La escena era complicada, la cama pequeña, la colcha se descolocaba sin que tomáramos la decisión de entrar bajo las sábanas. Cuando posaba mis manos en su culo para ayudarla a trepar sobre mí, notaba la carne liberada que se agitaba también en su cadera, que agarré con fuerza. Pero, lejos de atemperar mi excitación o devolverme sin remedio al culo perdido de Marta, tan perfecto y terso que recordaba una manzana, me aumentaba ese grado de delirio de carnalidad en el que estaba sumergido.

Fue Helga quien arrancó la ropa de cama y corrió a meterse bajo las sábanas, con esa timidez que acaso regresa con la edad, al igual que la senilidad trae la desinhibición de los niños. Me sonrió cuando yo me quedé solo desnudo al otro lado del telón, expuesto mientras ella se cubría casi hasta la barbilla. Salté cómicamente dentro entre las sábanas y nuestras pieles volvieron a tocarse, ahora con la doble excitación de estar a cubierto, donde todo sucede fuera de la vista. Me coloqué encima de ella y cuando comencé la prospección para penetrarla me encontré con una firme oposición que no era capaz de vencer. Recuperé los dedos ágiles, conscientes ahora del trabajo que costaba humedecer su sexo, con el tacto invadido por los pelos de su pubis, acostumbrado como estaba al sexo afeitado de Marta y a lo sencillo que era notar cómo sus muslos se empapaban.

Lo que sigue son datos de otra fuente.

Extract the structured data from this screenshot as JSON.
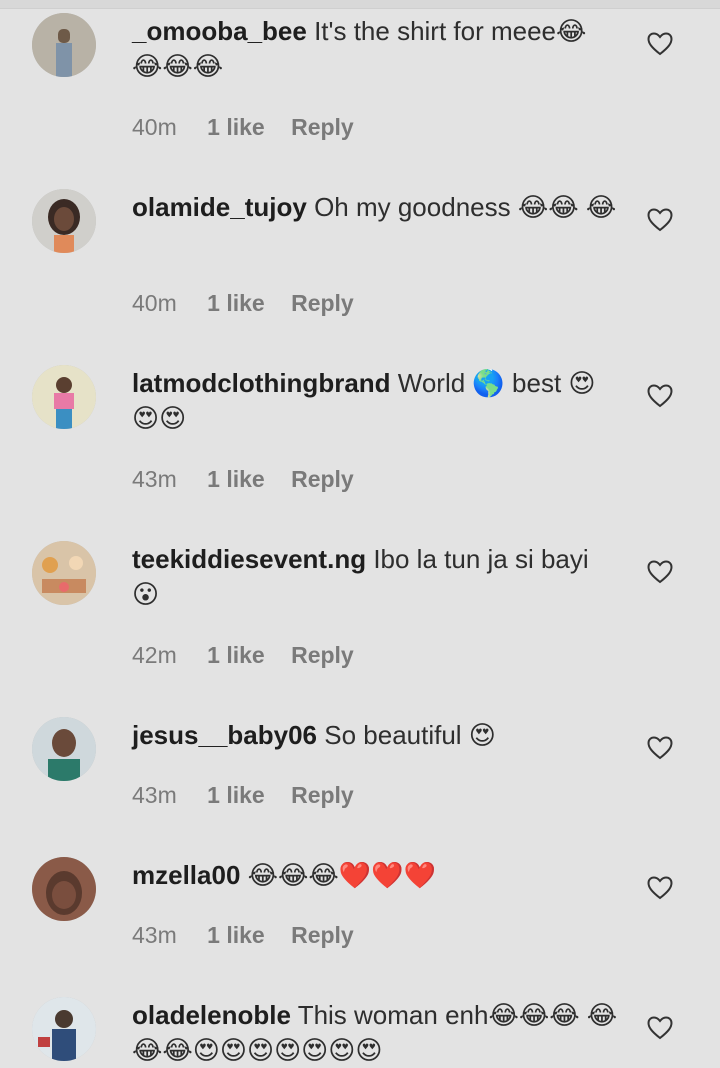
{
  "comments": [
    {
      "username": "_omooba_bee",
      "text": "It's the shirt for meee😂 😂😂😂",
      "time": "40m",
      "likes": "1 like",
      "reply": "Reply",
      "avatar": "avatar-omooba"
    },
    {
      "username": "olamide_tujoy",
      "text": "Oh my goodness 😂😂 😂",
      "time": "40m",
      "likes": "1 like",
      "reply": "Reply",
      "avatar": "avatar-olamide"
    },
    {
      "username": "latmodclothingbrand",
      "text": "World 🌎 best 😍😍😍",
      "time": "43m",
      "likes": "1 like",
      "reply": "Reply",
      "avatar": "avatar-latmod"
    },
    {
      "username": "teekiddiesevent.ng",
      "text": "Ibo la tun ja si bayi 😮",
      "time": "42m",
      "likes": "1 like",
      "reply": "Reply",
      "avatar": "avatar-teekiddies"
    },
    {
      "username": "jesus__baby06",
      "text": "So beautiful 😍",
      "time": "43m",
      "likes": "1 like",
      "reply": "Reply",
      "avatar": "avatar-jesus"
    },
    {
      "username": "mzella00",
      "text": "😂😂😂❤️❤️❤️",
      "time": "43m",
      "likes": "1 like",
      "reply": "Reply",
      "avatar": "avatar-mzella"
    },
    {
      "username": "oladelenoble",
      "text": "This woman enh😂😂😂 😂😂😂😍😍😍😍😍😍😍",
      "time": "",
      "likes": "",
      "reply": "",
      "avatar": "avatar-oladele"
    }
  ],
  "icons": {
    "like": "heart-outline-icon"
  },
  "colors": {
    "background": "#e3e3e3",
    "meta": "#7a7a7a",
    "username": "#1e1e1e"
  }
}
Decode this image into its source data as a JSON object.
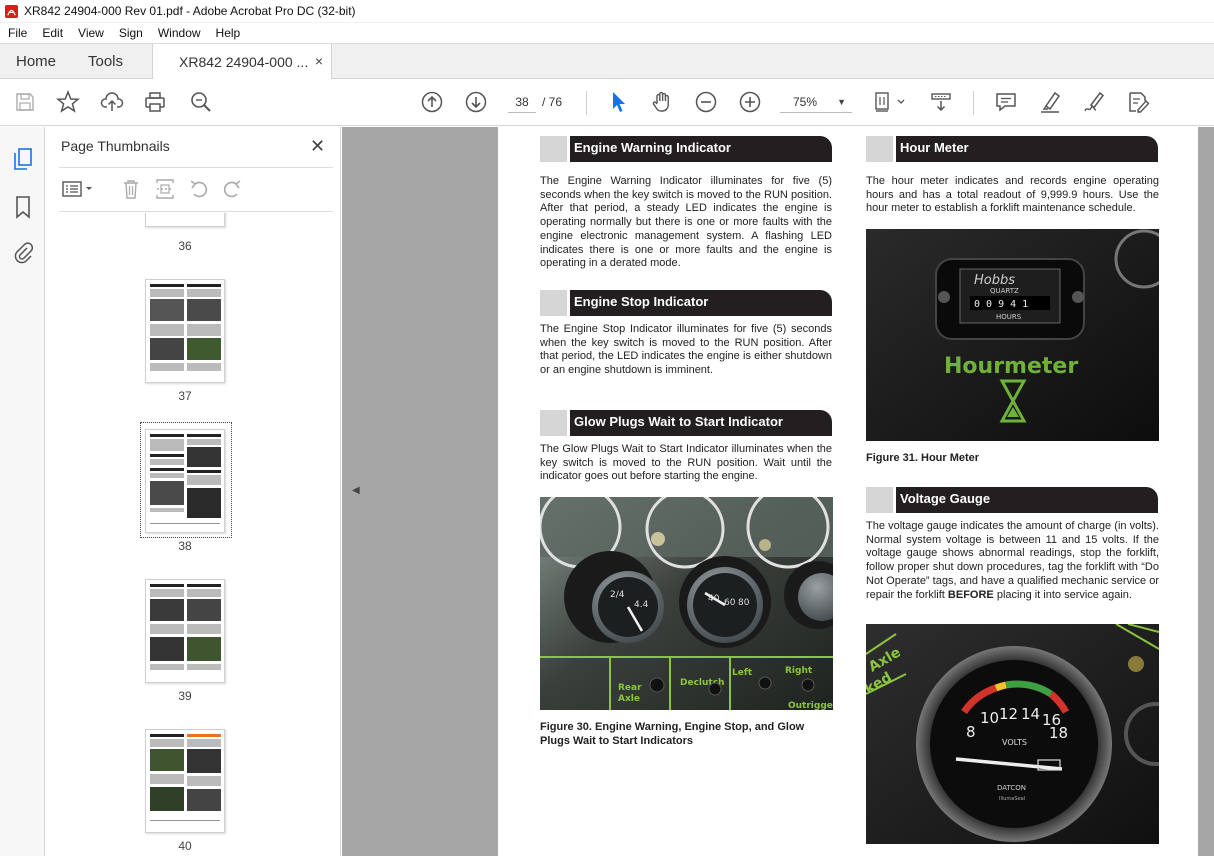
{
  "window": {
    "title": "XR842 24904-000 Rev 01.pdf - Adobe Acrobat Pro DC (32-bit)"
  },
  "menu": [
    "File",
    "Edit",
    "View",
    "Sign",
    "Window",
    "Help"
  ],
  "tabs": {
    "home": "Home",
    "tools": "Tools",
    "document": "XR842 24904-000 ...",
    "close_glyph": "×"
  },
  "toolbar": {
    "current_page": "38",
    "page_total": "/  76",
    "zoom": "75%",
    "zoom_caret": "▼",
    "icons": [
      "save-icon",
      "bookmark-star-icon",
      "upload-icon",
      "print-icon",
      "zoom-search-icon",
      "prev-page-icon",
      "next-page-icon",
      "select-cursor-icon",
      "hand-icon",
      "zoom-out-icon",
      "zoom-in-icon",
      "page-fit-icon",
      "scroll-mode-icon",
      "comment-icon",
      "highlight-icon",
      "sign-icon",
      "edit-pdf-icon"
    ]
  },
  "panel": {
    "title": "Page Thumbnails",
    "close_glyph": "✕",
    "thumbnails": [
      {
        "label": "36"
      },
      {
        "label": "37"
      },
      {
        "label": "38",
        "selected": true
      },
      {
        "label": "39"
      },
      {
        "label": "40"
      }
    ]
  },
  "document": {
    "sections": {
      "engine_warning": {
        "heading": "Engine Warning Indicator",
        "body": "The Engine Warning Indicator illuminates for five (5) seconds when the key switch is moved to the RUN position.  After that period, a steady LED indicates the engine is operating normally but there is one or more faults with the engine electronic management system.  A flashing LED indicates there is one or more faults and the engine is operating in a derated mode."
      },
      "engine_stop": {
        "heading": "Engine Stop Indicator",
        "body": "The Engine Stop Indicator illuminates for five (5) seconds when the key switch is moved to the RUN position. After that period, the LED indicates the engine is either shutdown or an engine shutdown is imminent."
      },
      "glow_plugs": {
        "heading": "Glow Plugs Wait to Start Indicator",
        "body": "The Glow Plugs Wait to Start Indicator illuminates when the key switch is moved to the RUN position.  Wait until the indicator goes out before starting the engine."
      },
      "figure30": {
        "caption": "Figure 30.  Engine Warning, Engine Stop, and Glow Plugs Wait to Start Indicators",
        "photo_labels": {
          "left": "Left",
          "right": "Right",
          "rear": "Rear Axle Centered",
          "outriggers": "Outriggers",
          "declutch": "Declutch"
        }
      },
      "hour_meter": {
        "heading": "Hour Meter",
        "body": "The hour meter indicates and records engine operating hours and has a total readout of 9,999.9 hours. Use the hour meter to establish a forklift maintenance schedule."
      },
      "figure31": {
        "caption": "Figure 31.  Hour Meter",
        "photo_labels": {
          "brand": "Hobbs",
          "quartz": "QUARTZ",
          "digits": "0 0 9 4 1",
          "hours": "HOURS",
          "sign": "Hourmeter"
        }
      },
      "voltage": {
        "heading": "Voltage Gauge",
        "body_pre": "The voltage gauge indicates the amount of charge (in volts). Normal system voltage is between 11 and 15 volts. If the voltage gauge shows abnormal readings, stop the forklift, follow proper shut down procedures, tag the forklift with “Do Not Operate” tags, and have a qualified mechanic service or repair the forklift ",
        "body_bold": "BEFORE",
        "body_post": " placing it into service again.",
        "photo_labels": {
          "ticks": [
            "8",
            "10",
            "12",
            "14",
            "16",
            "18"
          ],
          "unit": "VOLTS",
          "brand": "DATCON",
          "sub": "IllumaSeal",
          "axle": "Axle",
          "locked": "ked"
        }
      }
    }
  },
  "colors": {
    "heading_bar": "#231f20",
    "heading_box": "#d6d6d6",
    "doc_background": "#a6a6a6",
    "acrobat_red": "#d6201f"
  }
}
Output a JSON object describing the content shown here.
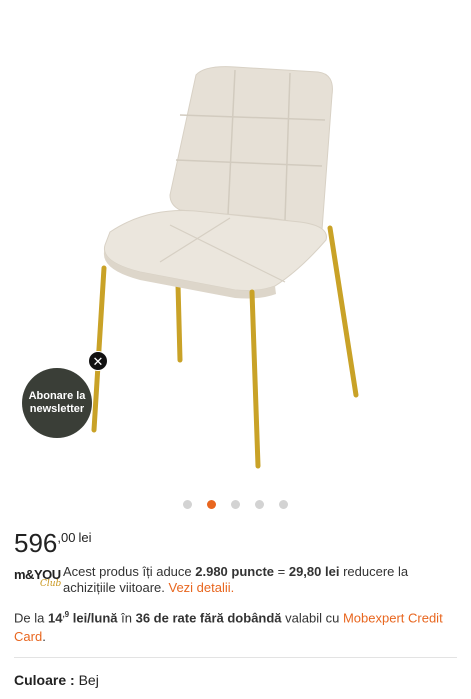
{
  "gallery": {
    "image_alt": "Scaun tapitat bej cu picioare aurii",
    "dot_count": 5,
    "active_index": 1
  },
  "newsletter": {
    "label": "Abonare la newsletter",
    "close_icon": "close-icon"
  },
  "price": {
    "integer": "596",
    "cents": ",00",
    "currency": "lei"
  },
  "loyalty": {
    "logo_text": "m&YOU",
    "logo_sub": "Club",
    "text_prefix": "Acest produs îți aduce ",
    "points": "2.980 puncte",
    "equals": " = ",
    "amount": "29,80 lei",
    "text_suffix": " reducere la achizițiile viitoare. ",
    "details_link": "Vezi detalii."
  },
  "installments": {
    "prefix": "De la ",
    "amount": "14",
    "amount_sup": ",9",
    "per_month": " lei/lună",
    "middle": " în ",
    "count": "36 de rate fără dobândă",
    "suffix": " valabil cu ",
    "card_link": "Mobexpert Credit Card",
    "end": "."
  },
  "color": {
    "label": "Culoare :",
    "value": "Bej"
  },
  "colors": {
    "accent": "#e8661f",
    "badge_bg": "#3a3e37",
    "chair_fabric": "#e8e2d8",
    "chair_legs": "#c9a227"
  }
}
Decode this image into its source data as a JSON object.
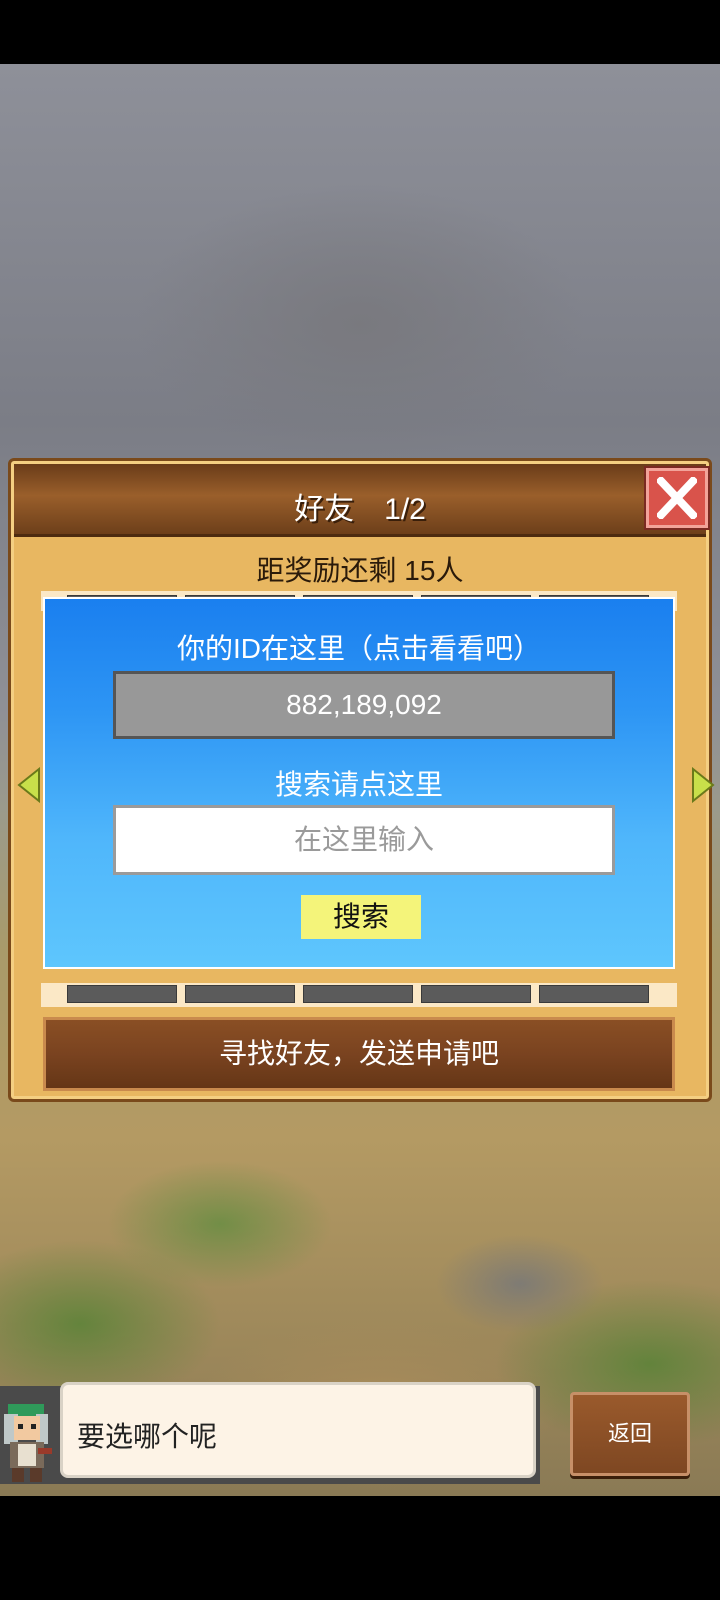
{
  "dialog": {
    "title": "好友　1/2",
    "reward_text": "距奖励还剩 15人",
    "your_id_label": "你的ID在这里（点击看看吧）",
    "your_id_value": "882,189,092",
    "search_label": "搜索请点这里",
    "search_placeholder": "在这里输入",
    "search_button": "搜索",
    "find_friends_button": "寻找好友，发送申请吧"
  },
  "bottom_bar": {
    "speech_text": "要选哪个呢",
    "back_button": "返回"
  },
  "colors": {
    "panel_wood": "#e8b761",
    "title_bar_brown": "#7a4320",
    "blue_panel": "#2d95f4",
    "close_red": "#d9534b",
    "search_button_yellow": "#f4f47a",
    "arrow_green": "#c8e04a"
  },
  "icons": {
    "close": "close-icon",
    "prev_page": "arrow-left-icon",
    "next_page": "arrow-right-icon",
    "character": "character-avatar"
  }
}
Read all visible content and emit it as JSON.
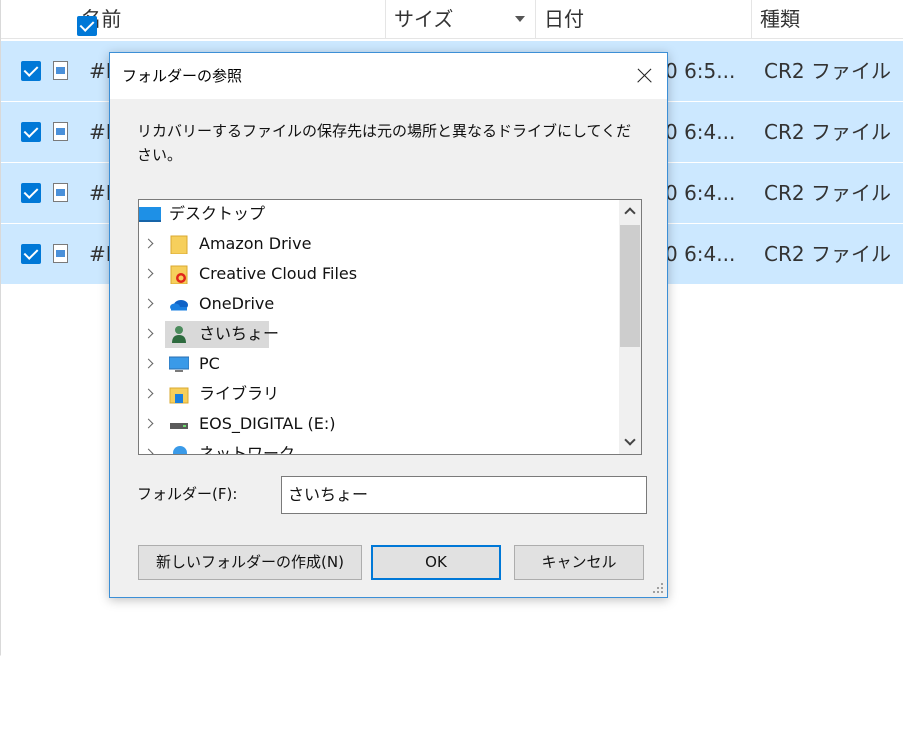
{
  "list": {
    "columns": {
      "name": "名前",
      "size": "サイズ",
      "date": "日付",
      "type": "種類"
    },
    "rows": [
      {
        "name": "#I",
        "date": "0 6:5...",
        "type": "CR2 ファイル"
      },
      {
        "name": "#I",
        "date": "0 6:4...",
        "type": "CR2 ファイル"
      },
      {
        "name": "#I",
        "date": "0 6:4...",
        "type": "CR2 ファイル"
      },
      {
        "name": "#I",
        "date": "0 6:4...",
        "type": "CR2 ファイル"
      }
    ]
  },
  "dialog": {
    "title": "フォルダーの参照",
    "description": "リカバリーするファイルの保存先は元の場所と異なるドライブにしてください。",
    "tree": [
      {
        "label": "デスクトップ",
        "icon": "desktop-icon"
      },
      {
        "label": "Amazon Drive",
        "icon": "folder-icon"
      },
      {
        "label": "Creative Cloud Files",
        "icon": "creative-cloud-folder-icon"
      },
      {
        "label": "OneDrive",
        "icon": "onedrive-cloud-icon"
      },
      {
        "label": "さいちょー",
        "icon": "user-icon",
        "selected": true
      },
      {
        "label": "PC",
        "icon": "pc-monitor-icon"
      },
      {
        "label": "ライブラリ",
        "icon": "library-folder-icon"
      },
      {
        "label": "EOS_DIGITAL (E:)",
        "icon": "drive-icon"
      },
      {
        "label": "ネットワーク",
        "icon": "network-icon"
      }
    ],
    "folder_label": "フォルダー(F):",
    "folder_value": "さいちょー",
    "buttons": {
      "new_folder": "新しいフォルダーの作成(N)",
      "ok": "OK",
      "cancel": "キャンセル"
    }
  },
  "colors": {
    "accent": "#0078d7",
    "row_selected": "#cce8ff",
    "dialog_bg": "#f0f0f0"
  }
}
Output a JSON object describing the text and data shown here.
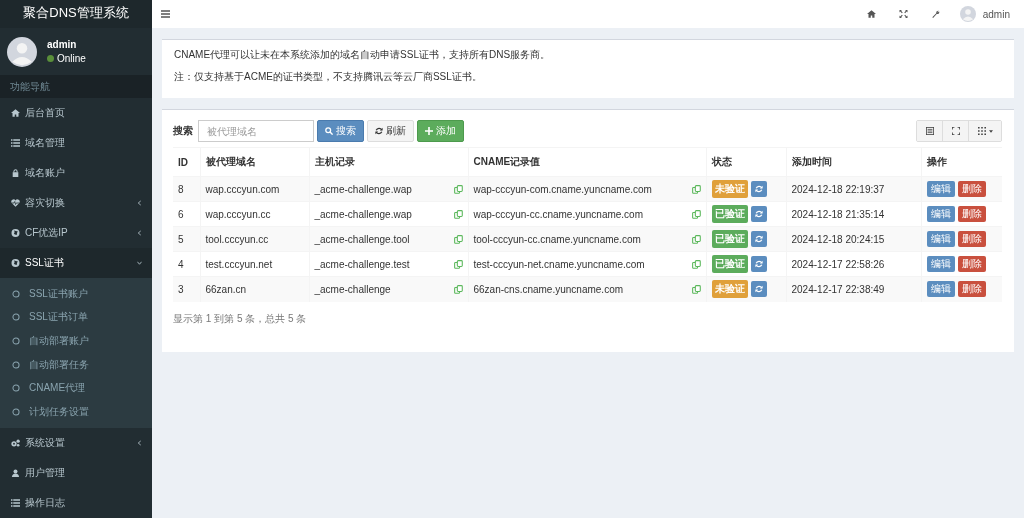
{
  "brand": "聚合DNS管理系统",
  "user": {
    "name": "admin",
    "status": "Online"
  },
  "nav_header": "功能导航",
  "sidebar": {
    "items": [
      {
        "label": "后台首页",
        "selected": false
      },
      {
        "label": "域名管理",
        "selected": false
      },
      {
        "label": "域名账户",
        "selected": false
      },
      {
        "label": "容灾切换",
        "expanded": false,
        "selected": false
      },
      {
        "label": "CF优选IP",
        "expanded": false,
        "selected": false
      },
      {
        "label": "SSL证书",
        "expanded": true,
        "selected": true,
        "children": [
          {
            "label": "SSL证书账户",
            "selected": false
          },
          {
            "label": "SSL证书订单",
            "selected": false
          },
          {
            "label": "自动部署账户",
            "selected": false
          },
          {
            "label": "自动部署任务",
            "selected": false
          },
          {
            "label": "CNAME代理",
            "selected": false
          },
          {
            "label": "计划任务设置",
            "selected": false
          }
        ]
      },
      {
        "label": "系统设置",
        "expanded": false,
        "selected": false
      },
      {
        "label": "用户管理",
        "selected": false
      },
      {
        "label": "操作日志",
        "selected": false
      }
    ]
  },
  "topbar": {
    "user": "admin"
  },
  "notice": [
    "CNAME代理可以让未在本系统添加的域名自动申请SSL证书，支持所有DNS服务商。",
    "注：仅支持基于ACME的证书类型，不支持腾讯云等云厂商SSL证书。"
  ],
  "toolbar": {
    "label": "搜索",
    "placeholder": "被代理域名",
    "buttons": [
      {
        "label": "搜索",
        "kind": "search"
      },
      {
        "label": "刷新",
        "kind": "refresh"
      },
      {
        "label": "添加",
        "kind": "add"
      }
    ]
  },
  "table": {
    "columns": [
      "ID",
      "被代理域名",
      "主机记录",
      "CNAME记录值",
      "状态",
      "添加时间",
      "操作"
    ],
    "rows": [
      {
        "id": "8",
        "domain": "wap.cccyun.com",
        "host": "_acme-challenge.wap",
        "cname": "wap-cccyun-com.cname.yuncname.com",
        "status": "未验证",
        "verified": false,
        "time": "2024-12-18 22:19:37",
        "actions": [
          "编辑",
          "删除"
        ]
      },
      {
        "id": "6",
        "domain": "wap.cccyun.cc",
        "host": "_acme-challenge.wap",
        "cname": "wap-cccyun-cc.cname.yuncname.com",
        "status": "已验证",
        "verified": true,
        "time": "2024-12-18 21:35:14",
        "actions": [
          "编辑",
          "删除"
        ]
      },
      {
        "id": "5",
        "domain": "tool.cccyun.cc",
        "host": "_acme-challenge.tool",
        "cname": "tool-cccyun-cc.cname.yuncname.com",
        "status": "已验证",
        "verified": true,
        "time": "2024-12-18 20:24:15",
        "actions": [
          "编辑",
          "删除"
        ]
      },
      {
        "id": "4",
        "domain": "test.cccyun.net",
        "host": "_acme-challenge.test",
        "cname": "test-cccyun-net.cname.yuncname.com",
        "status": "已验证",
        "verified": true,
        "time": "2024-12-17 22:58:26",
        "actions": [
          "编辑",
          "删除"
        ]
      },
      {
        "id": "3",
        "domain": "66zan.cn",
        "host": "_acme-challenge",
        "cname": "66zan-cns.cname.yuncname.com",
        "status": "未验证",
        "verified": false,
        "time": "2024-12-17 22:38:49",
        "actions": [
          "编辑",
          "删除"
        ]
      }
    ]
  },
  "pagination_info": "显示第 1 到第 5 条，总共 5 条"
}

Helga detuvo mi mano con su mano y un ligero vuelco de su cuerpo. No, ¿sabes?, llevo demasiado tiempo sin hacerlo. La frase sonó seca, en absoluto a ruego. Cerró los ojos y dejó caer la cabeza hacia atrás, en la almohada. Claro, dije yo. Acerqué mi polla a su sexo pero sin intención de penetrarla, la rocé allí durante un largo minuto. ¿Y esto se cierra si pasas mucho sin usarlo?, más que a pregunta pretendía que sonara a ironía, pero Helga respondió con una carcajada. Sí, seguro, se cierra herméticamente. Recordé el estante del baño y me levanté despacio, salí hacia allá.

Busqué con la velocidad del ladrón un tarro de crema hidratante que me había parecido ver la primera vez que entré. Había marcas nada familiares, con etiquetas en alemán. Pero encontré la crema de manos y corrí al dormitorio de nuevo. Esto ayudará, dije. Me arrodillé delante de ella y me di algo de crema alrededor de la polla. A ella le divirtió mi acción y manchó las yemas de sus dedos de la crema blanca y comenzó a extenderla con firmeza y habilidad. Su mano resbalaba a lo largo de mi pene y la fortaleza con que se manejaba me excitó tanto que corrí a descubrir sus pechos bajo las sábanas y correrme sobre ellos de manera torrencial. Ella no dejó de acariciarme y luego de exprimirme con la dedicación que se le pone a vaciar el bote de ketchup. Mi semen resbalaba por sus pechos en regueros vivos que corrían hacia las axilas.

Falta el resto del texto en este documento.